Buraya gelmeden önce büyük hevesle hayalini kurduğum spa ve masajda da yine beklentimin üstünde bir deneyimle karşılaşıyorum! Otelin en alt katı kendinizi tüm gün şımartmanız için spa bölümüne ait ve gerçekten haftanın tüm yorgunluğunu atmanız için her şey ayrı ayrı düşünülmüş.
Otelin bahçeye bakan manzaralı spa havuzu ve jakuzisiyle önce biraz dinlenip sonrasında kendinizi buhar odası, sauna ve hamamda şımartabilirsiniz.
Gelelim işin en keyifli kısmına; Masaj
Türkiye’de alışık olduğunuz standartların üstünde bir masaj deneyimi sizi bekliyor. Biz kese köpük masajı+ yenileyici maske +bali masajı paketini denedik dilerseniz tek bir masajı da alabiliyorsunuz.
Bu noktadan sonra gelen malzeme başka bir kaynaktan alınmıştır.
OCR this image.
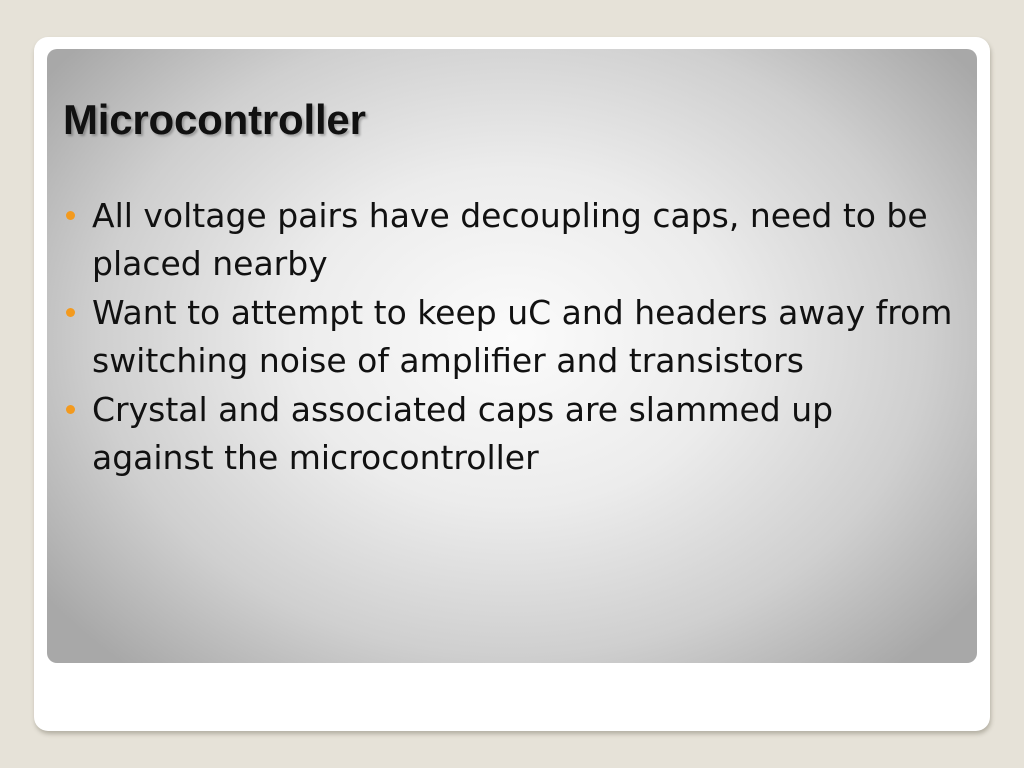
Microcontroller
All voltage pairs have decoupling caps, need to be placed nearby
Want to attempt to keep uC and headers away from switching noise of amplifier and transistors
Crystal and associated caps are slammed up against the microcontroller
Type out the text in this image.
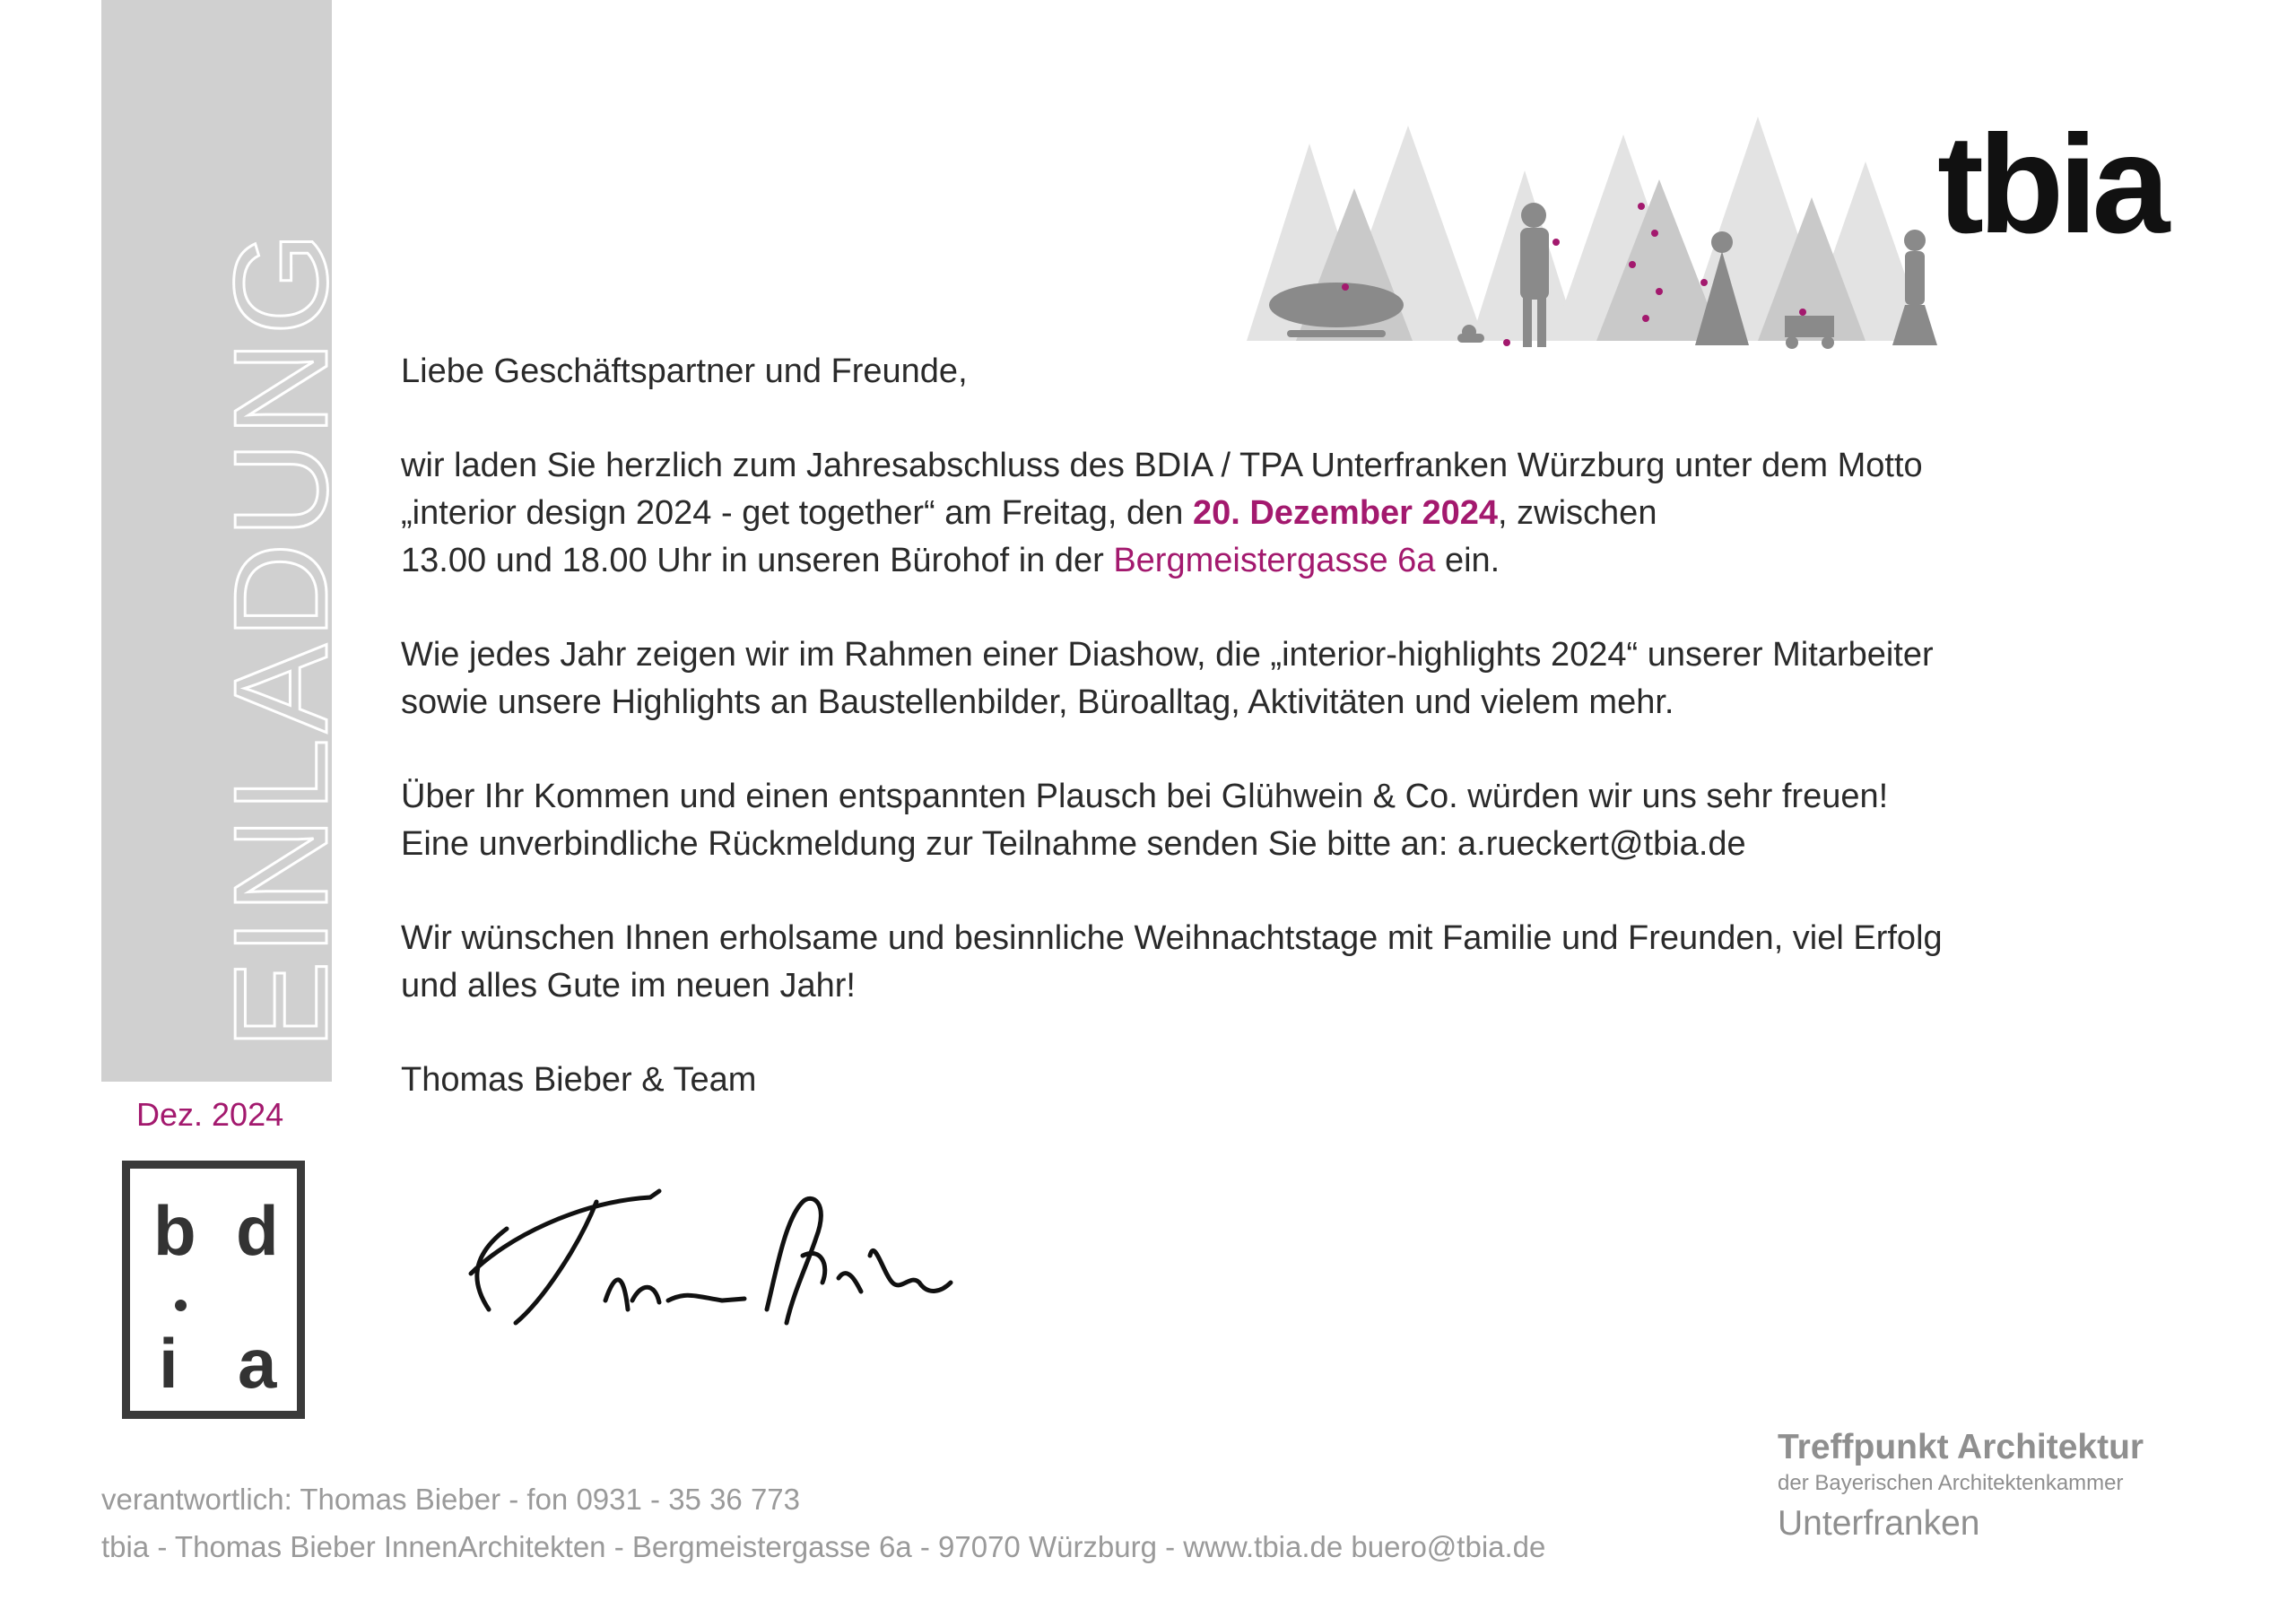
EINLADUNG
Dez. 2024
b d
i a
tbia

Liebe Geschäftspartner und Freunde,

wir laden Sie herzlich zum Jahresabschluss des BDIA / TPA Unterfranken Würzburg unter dem Motto
„interior design 2024 - get together“ am Freitag, den 20. Dezember 2024, zwischen
13.00 und 18.00 Uhr in unseren Bürohof in der Bergmeistergasse 6a ein.

Wie jedes Jahr zeigen wir im Rahmen einer Diashow, die „interior-highlights 2024“ unserer Mitarbeiter
sowie unsere Highlights an Baustellenbilder, Büroalltag, Aktivitäten und vielem mehr.

Über Ihr Kommen und einen entspannten Plausch bei Glühwein & Co. würden wir uns sehr freuen!
Eine unverbindliche Rückmeldung zur Teilnahme senden Sie bitte an: a.rueckert@tbia.de

Wir wünschen Ihnen erholsame und besinnliche Weihnachtstage mit Familie und Freunden, viel Erfolg
und alles Gute im neuen Jahr!

Thomas Bieber & Team

verantwortlich: Thomas Bieber - fon 0931 - 35 36 773
tbia - Thomas Bieber InnenArchitekten - Bergmeistergasse 6a - 97070 Würzburg - www.tbia.de buero@tbia.de
Treffpunkt Architektur
der Bayerischen Architektenkammer
Unterfranken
Masajdan çıktıktan sonra “bulutların üstündeydik” diyebilirim!
Hani o hep konuştuğumuz “hafta sonu yakın bir yerlere kaçmak istiyorum ama neresi?”nin cevabı tam da burası 🙂
Kendinize zaman ayırmak ve biraz da şımartmak için Hotel Caeli kesinlikle en doğru adres. Yoğun iş temposundan uzaklaşarak, günlük streslerinizden arınıp enerjinizi tazelemek için Hotel Caeli’ni #denemenlazim!